Program for ag kids teaches farm safety
One of the most personal issues agriculture faces is the safety of the kids who often help out or work on the farm or ranch. Since the overwhelming majority of American farms are family farms, kids performing ranch or farm work is not only normal, it is expected and encouraged. But the rate of farm-related injury to ag kids is a problem.
Gearing Up for Safety is an outcomes-based instructional program developed to help curtail some of this danger with improved education.
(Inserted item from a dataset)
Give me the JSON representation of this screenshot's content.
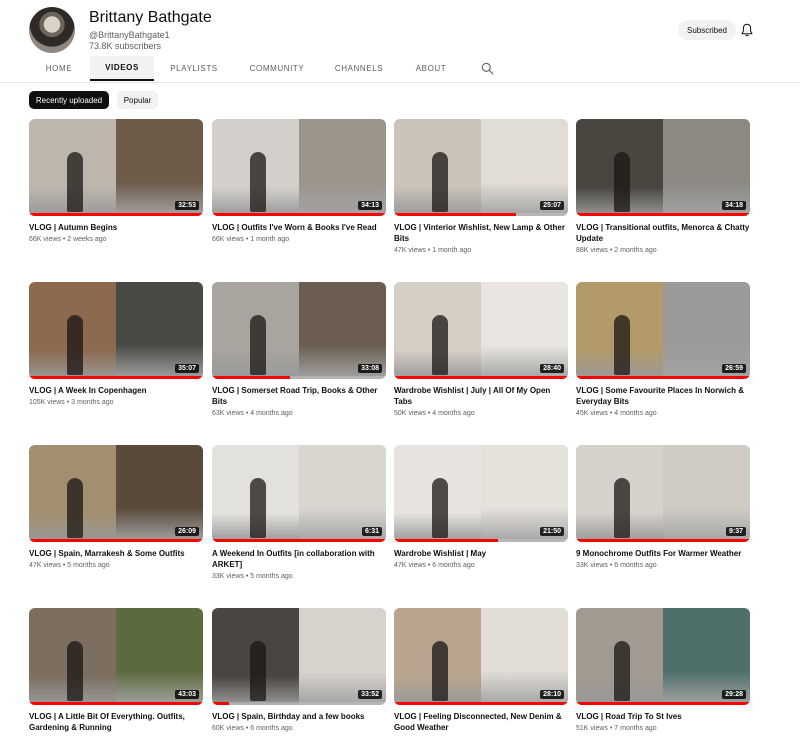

This web- and digitally-based program was designed both for youth living on family farms and for 14- and 15-year-olds who want to be certified under the provisions of the Agricultural Hazardous Occupations Order (AgHOs) to perform certain work activities on a farm operation.
AgHOs is a set of federal safety and health standards that classify certain tasks as hazardous for youth under the age of 16. By participating in Gearing Up for Safety, youth are able to meet the AgHOs training requirements for operating a tractor of more than 20 horsepower, connecting and disconnecting implements, and operating certain farm machines.
Gearing Up for Safety is intended for national use through the Cooperative Extension Service and agricultural education programs, both of which are specifically identified by AgHOs as authorized to conduct AgHOs certification training.
The program includes a Program Leaders’ Guide (CD-ROM) that provides instructors with tools for organizing and conducting an agricultural safety training program that meets the requirements of AgHOs and addresses the most frequent causes of injuries and fatalities to youth in agriculture. The program also includes a student CD-ROM consisting of 11 units that allows students to execute certain aspects of the training independently.